Nazywam się Krystyna Nowak, mam sześćdziesiąt dwa lata i chcę się podzielić czymś, co, wydawało mi się, w ogóle nie może istnieć. Czymś, co do dziś nie daje mi spokoju. Czymś, co ukrywam w sobie, bojęc się potępienia, utraty kontaktu z córką i… wstydu przed samą sobą.
Moja jedyna córka Agata od sześciu lat mieszka w Wielkiej Brytanii. Wyjechała tam na studia, a niedługo potem poznała swojego przyszłego męża – Anglika, z którym niedługo wzięła ślub. Niestety, nie udało mi się pojechać na wesele – miałam problemy ze zdrowiem, trudności z wizą, a prawdę mówiąc, finansowo też było ciężko. Długo czekałyśmy na spotkanie, ale choćby gdy Agata urodziła syna, mojego wnuka, nie udało mi się od razu do nich pojechać – dokumenty, kwarantanny, tysiące kilometrów dzielących nas…

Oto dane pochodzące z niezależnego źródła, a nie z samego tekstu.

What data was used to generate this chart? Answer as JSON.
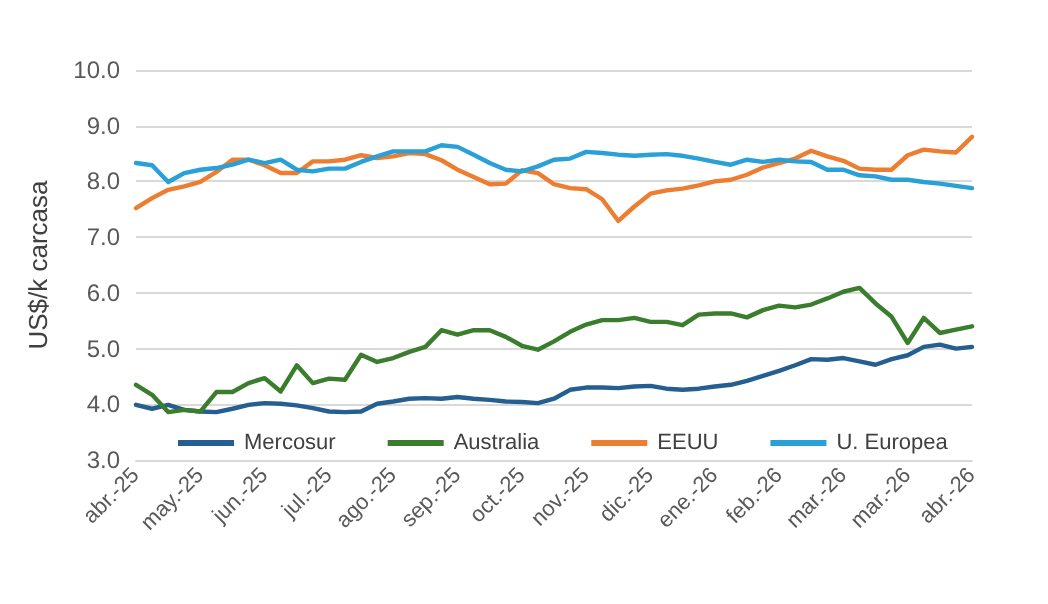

Wnuka, Bartosza (w rodzinie nazywają go Bartie), zobaczyłam dopiero dwa lata po jego narodzinach. Wyobraźcie sobie: pierwszy wnuk, tak długo wyczekiwany, najbliższa krew! Tyle razy wyobrażałam sobie to spotkanie – jak przytulę go mocno, jak łzy euforii popłyną mi po policzkach, jak on z ciekawością będzie dotykał moich włosów, a ja będę się śmiała i głaskała jego małą główkę…

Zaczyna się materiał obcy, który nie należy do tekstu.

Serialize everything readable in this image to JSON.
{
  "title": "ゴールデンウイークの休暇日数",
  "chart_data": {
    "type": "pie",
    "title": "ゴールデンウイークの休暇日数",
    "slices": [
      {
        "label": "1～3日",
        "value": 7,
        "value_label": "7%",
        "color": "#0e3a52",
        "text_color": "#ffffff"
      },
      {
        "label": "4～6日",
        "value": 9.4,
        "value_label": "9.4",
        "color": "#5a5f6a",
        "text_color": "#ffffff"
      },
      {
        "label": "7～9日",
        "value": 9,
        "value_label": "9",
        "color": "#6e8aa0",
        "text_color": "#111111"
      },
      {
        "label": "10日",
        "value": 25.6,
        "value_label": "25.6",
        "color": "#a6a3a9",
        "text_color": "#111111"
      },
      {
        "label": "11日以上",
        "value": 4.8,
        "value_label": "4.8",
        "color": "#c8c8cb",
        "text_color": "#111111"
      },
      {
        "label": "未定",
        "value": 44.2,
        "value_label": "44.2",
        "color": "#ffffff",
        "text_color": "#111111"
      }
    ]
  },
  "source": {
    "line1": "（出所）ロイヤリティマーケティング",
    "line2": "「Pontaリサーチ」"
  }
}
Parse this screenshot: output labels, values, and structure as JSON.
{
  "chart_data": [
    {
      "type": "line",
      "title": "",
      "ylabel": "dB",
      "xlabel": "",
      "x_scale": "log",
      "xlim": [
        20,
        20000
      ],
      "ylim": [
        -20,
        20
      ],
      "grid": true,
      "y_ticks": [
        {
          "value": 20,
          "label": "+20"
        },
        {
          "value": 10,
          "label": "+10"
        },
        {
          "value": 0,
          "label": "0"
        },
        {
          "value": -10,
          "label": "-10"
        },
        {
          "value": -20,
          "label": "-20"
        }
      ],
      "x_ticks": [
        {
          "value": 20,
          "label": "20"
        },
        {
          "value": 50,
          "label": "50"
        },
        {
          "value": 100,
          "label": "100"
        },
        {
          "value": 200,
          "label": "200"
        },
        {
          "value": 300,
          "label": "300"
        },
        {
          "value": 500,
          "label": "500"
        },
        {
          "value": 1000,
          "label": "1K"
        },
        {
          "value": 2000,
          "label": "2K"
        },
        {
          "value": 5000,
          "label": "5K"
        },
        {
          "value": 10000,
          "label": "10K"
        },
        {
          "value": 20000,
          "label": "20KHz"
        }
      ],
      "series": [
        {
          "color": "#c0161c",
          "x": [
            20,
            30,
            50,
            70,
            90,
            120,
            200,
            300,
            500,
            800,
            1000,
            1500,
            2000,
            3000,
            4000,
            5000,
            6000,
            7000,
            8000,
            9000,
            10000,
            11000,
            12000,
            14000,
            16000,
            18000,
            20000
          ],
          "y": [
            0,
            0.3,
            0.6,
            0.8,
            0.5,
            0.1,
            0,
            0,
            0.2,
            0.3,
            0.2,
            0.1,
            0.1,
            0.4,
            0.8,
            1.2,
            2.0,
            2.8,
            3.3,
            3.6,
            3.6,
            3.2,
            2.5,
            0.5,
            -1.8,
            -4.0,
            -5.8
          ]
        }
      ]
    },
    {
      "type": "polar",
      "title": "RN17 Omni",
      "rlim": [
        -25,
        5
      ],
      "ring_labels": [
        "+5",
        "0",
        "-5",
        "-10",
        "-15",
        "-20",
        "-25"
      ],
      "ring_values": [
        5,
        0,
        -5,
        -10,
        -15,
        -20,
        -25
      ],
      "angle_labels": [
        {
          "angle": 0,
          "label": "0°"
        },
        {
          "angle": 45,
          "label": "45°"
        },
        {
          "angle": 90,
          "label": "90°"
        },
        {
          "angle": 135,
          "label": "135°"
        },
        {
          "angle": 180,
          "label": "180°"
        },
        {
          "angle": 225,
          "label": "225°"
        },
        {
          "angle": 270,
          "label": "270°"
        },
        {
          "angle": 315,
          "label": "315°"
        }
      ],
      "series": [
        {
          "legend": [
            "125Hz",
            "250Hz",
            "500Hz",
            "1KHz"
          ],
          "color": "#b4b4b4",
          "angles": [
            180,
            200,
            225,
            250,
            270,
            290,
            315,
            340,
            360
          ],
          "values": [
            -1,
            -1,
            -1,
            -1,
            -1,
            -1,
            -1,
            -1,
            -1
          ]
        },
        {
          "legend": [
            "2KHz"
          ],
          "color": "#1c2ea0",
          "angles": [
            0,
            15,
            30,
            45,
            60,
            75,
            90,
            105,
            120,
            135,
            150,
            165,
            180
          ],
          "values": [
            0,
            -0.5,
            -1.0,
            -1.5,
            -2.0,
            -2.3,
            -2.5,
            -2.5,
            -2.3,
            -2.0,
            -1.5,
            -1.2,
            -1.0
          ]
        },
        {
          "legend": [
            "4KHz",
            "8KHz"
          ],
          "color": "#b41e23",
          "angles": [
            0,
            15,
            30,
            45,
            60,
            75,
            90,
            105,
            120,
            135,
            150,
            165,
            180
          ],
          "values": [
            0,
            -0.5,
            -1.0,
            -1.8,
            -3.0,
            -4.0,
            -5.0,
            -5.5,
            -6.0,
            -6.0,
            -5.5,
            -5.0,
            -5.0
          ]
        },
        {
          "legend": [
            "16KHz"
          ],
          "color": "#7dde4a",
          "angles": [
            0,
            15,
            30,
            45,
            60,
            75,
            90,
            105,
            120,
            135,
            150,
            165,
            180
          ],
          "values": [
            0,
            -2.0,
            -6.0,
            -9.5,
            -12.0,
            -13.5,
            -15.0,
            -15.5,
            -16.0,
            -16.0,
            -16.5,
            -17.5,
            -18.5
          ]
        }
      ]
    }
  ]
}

Ale rzeczywistość okazała się zupełnie inna. Od chwili, gdy pierwszy raz objęłam wnuka, czułam tylko zagubienie. Chłód. Pustkę. Wyciągał do mnie rączki, jak do obcej cioci, ale w moim sercu nie pojawiło się ani ciepło, ani wzruszenie, ani miłość, o której tak często się pisze. Starałam się ze wszystkich sił – uśmiechałam się, bawiłam, piekłam pierniki. Ale to wszystko było mechaniczne, bez szczerości, bez wewnętrznego odzewu. Czułam się, jakbym grała obcą rolę w czyjejś nie mojej sztuce.

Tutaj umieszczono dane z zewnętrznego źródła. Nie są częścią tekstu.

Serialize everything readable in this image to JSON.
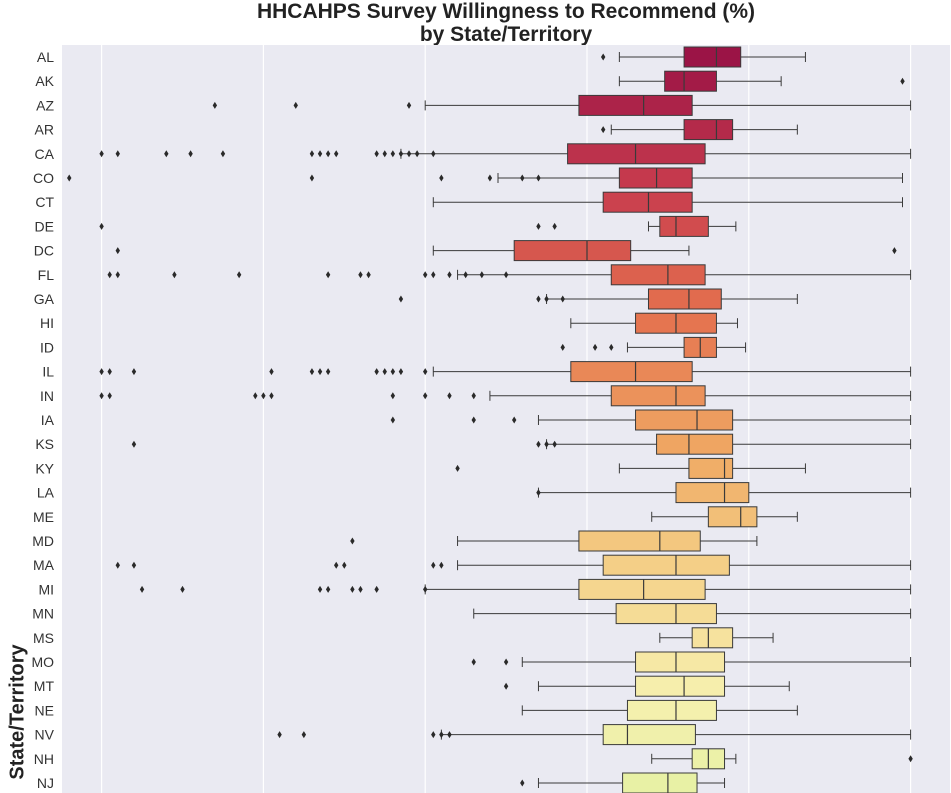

„To minie” – uspokajałam się. „On przecież pozostało malutki, po prostu potrzeba więcej czasu, więcej rozmów”. Ale dni mijały, a nic się nie zmieniało. przez cały czas byłam taka sama – zimna i zagubiona. Czasem łapałam się na strasznej myśli: gdyby to było dziecko sąsiadki, zachowywałabym się dokładnie tak samo. Czyżbym była aż tak okrutna? Co ze mną nie tak?
Gdy córka z mężem i synem wrócili do Wielkiej Brytanii, poczułam… ulgę. I od razu ogarnął mnie potworny wstyd. Jak to możliwe? Przecież to mój wnuk! Owoc miłości mojej córki. Czy mam prawo tak się czuć? Tyle razy marzyłam, żeby zostać babcią, jeszcze przed jego narodzinami robiłam dla niego skarpetki na drutach, wyobrażałam sobie, jak będę go rozpieszczać, czytać mu bajki, prowadzać za rączkę do parku…
A teraz nie wiem, jak żyć z tym uczuciem pustki. Nie odważam się powiedzieć o tym Agacie – na pewno by nie zrozumiała. Dla niej to byłaby zdrada. I jak adekwatnie to powiedzieć? Że nie kocham jej syna, swojego wnuka? Po prostu nie czuję z nim więzi. Jakbyśmy byli z różnych światów, a nić między nami gdzieś się zerwała, zanim w ogóle zdążyła się zacząć.
Kilka dni temu Agata zadzwoniła i powiedziała, iż na majówkę znad przyjadą. Mówiła radosnym głosem, prosiła, żebym wymyśliła, gdzie pójdziemy na spacer, opowiadała, iż Bartek już trochę mówi po polsku i będzie mi recytować wierszyki… A ja tylko kiwałam głową i czułam, jak serce zapada się w przepaść niepokoju.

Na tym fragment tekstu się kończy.